When confronting an invisible threat in society, social science must participate in the conversation with science and the state to help them address the resulting social disintegration—the atomization of experience, which makes us vulnerable to a totalitarian regime (Arendt [1951] 1973). It is not science and its commitment to objective knowledge but social science and its acknowledgment of the messiness of the human that could attend to the surreal life of invisible risks in society.
Reflecting on the limits of science in containing the surreal, extra-scientific life of radiation, Dr. Tsubokura once commented to me, “Perhaps what the people want and need after the emergency phase is not the medically grounded knowledge someone like me could offer, but more psychological support to help reduce the stress and the anxiety of living with radiation and its associated negative images.” His remark suggests that the inability of science to offer “explicit guidance about what should or should not be done in daily life” (Leppold, Tanimoto, and Tsubokura 2016: 60) in the face of an invisible threat like radiation contributes to the proliferation of the surreal in society.
With the global pandemic, Dr. Tsubokura's past challenges seem to repeat themselves even among diverse populations and with greater geographical and cultural reach. The case of radioactive mosquitoes in Minamisōma might appear distanced, unfamiliar, and surreal to the reader. If so, we should all reflect on our experience with the COVID-19 pandemic. Have not science and the state, yet again, been coproducing the surreal in society and allowing it to bite us surreptitiously?
Notes
An abridged version of the survey result in Japanese can be accessed at web.archive.org/web/20220608234031/https://www.env.go.jp/chemi/rhm/portal/communicate/result/.

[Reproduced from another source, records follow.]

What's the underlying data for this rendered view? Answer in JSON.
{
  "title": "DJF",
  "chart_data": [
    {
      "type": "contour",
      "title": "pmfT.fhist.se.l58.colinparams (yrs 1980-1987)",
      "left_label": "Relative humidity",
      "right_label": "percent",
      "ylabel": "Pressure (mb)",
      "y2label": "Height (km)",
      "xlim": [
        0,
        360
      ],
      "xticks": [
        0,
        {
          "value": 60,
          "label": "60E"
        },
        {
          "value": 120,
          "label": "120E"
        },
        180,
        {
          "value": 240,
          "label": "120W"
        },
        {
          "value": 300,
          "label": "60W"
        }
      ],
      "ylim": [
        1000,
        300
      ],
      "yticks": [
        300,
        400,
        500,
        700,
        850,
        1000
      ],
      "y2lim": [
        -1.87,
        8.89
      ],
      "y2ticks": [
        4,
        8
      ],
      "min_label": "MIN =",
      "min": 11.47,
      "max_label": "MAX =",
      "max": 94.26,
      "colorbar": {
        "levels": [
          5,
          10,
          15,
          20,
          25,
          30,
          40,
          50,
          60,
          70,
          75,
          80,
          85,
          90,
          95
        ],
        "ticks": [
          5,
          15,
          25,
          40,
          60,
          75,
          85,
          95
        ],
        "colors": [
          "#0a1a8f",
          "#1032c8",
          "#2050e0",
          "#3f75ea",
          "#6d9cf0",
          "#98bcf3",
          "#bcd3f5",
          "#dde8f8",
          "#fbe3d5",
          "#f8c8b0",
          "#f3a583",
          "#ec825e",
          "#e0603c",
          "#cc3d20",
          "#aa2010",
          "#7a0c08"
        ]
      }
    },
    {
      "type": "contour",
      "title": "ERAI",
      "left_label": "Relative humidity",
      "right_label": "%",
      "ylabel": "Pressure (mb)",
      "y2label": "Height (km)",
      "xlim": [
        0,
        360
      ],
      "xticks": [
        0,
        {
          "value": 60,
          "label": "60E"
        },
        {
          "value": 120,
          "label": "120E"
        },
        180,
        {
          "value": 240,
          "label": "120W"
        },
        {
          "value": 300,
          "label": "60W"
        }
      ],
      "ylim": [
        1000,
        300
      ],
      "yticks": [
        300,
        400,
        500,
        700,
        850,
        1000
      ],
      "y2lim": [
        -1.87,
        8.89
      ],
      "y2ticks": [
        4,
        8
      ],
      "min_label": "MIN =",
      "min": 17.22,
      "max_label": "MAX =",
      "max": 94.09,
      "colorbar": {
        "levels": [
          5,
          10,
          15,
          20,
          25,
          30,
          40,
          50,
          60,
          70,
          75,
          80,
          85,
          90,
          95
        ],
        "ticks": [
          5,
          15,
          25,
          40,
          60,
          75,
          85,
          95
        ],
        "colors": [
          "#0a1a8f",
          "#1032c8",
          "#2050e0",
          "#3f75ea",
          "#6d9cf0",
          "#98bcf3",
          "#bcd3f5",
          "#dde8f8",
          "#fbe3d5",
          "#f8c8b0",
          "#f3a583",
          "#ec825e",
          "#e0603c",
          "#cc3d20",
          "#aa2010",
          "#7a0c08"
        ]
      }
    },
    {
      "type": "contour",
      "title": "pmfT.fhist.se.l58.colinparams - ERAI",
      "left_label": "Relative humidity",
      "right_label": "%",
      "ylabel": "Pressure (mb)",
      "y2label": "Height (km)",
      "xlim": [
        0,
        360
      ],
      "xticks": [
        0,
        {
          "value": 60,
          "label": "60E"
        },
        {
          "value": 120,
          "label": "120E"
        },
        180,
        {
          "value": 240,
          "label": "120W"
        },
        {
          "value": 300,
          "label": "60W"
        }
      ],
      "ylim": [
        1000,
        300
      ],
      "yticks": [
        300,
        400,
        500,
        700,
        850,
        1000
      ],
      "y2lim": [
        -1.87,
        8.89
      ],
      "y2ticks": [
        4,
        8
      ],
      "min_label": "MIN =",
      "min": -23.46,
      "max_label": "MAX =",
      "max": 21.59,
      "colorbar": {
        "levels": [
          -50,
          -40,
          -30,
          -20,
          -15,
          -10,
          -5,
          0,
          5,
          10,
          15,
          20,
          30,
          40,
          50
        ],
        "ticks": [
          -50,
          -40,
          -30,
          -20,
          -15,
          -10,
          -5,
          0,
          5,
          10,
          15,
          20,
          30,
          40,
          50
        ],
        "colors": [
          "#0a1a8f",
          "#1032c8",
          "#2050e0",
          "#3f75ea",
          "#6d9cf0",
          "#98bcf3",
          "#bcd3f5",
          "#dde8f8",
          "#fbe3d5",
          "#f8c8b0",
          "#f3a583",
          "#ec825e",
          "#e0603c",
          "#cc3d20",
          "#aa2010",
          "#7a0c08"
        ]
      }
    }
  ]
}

Chernobyl taught the international medical community that a nuclear accident could lead to increased incidence rates of thyroid cancer among youth (Cardis et al. 2006).
Since October 2011, the local government has been closely monitoring over three hundred thousand children who resided in Fukushima in March 2011 and were under the age of eighteen at the time of the accident. A collection of research articles on thyroid issues can be found at web.archive.org/web/20220126140126/http://kenko-kanri.jp/publications/thyroid-examination/.
Denise Normile (2021) wrote a brief biography of Dr. Tsubokura's last decade of work in Fukushima in Science. My account here draws from both my personal interactions with Dr. Tsubokura and Normile's article.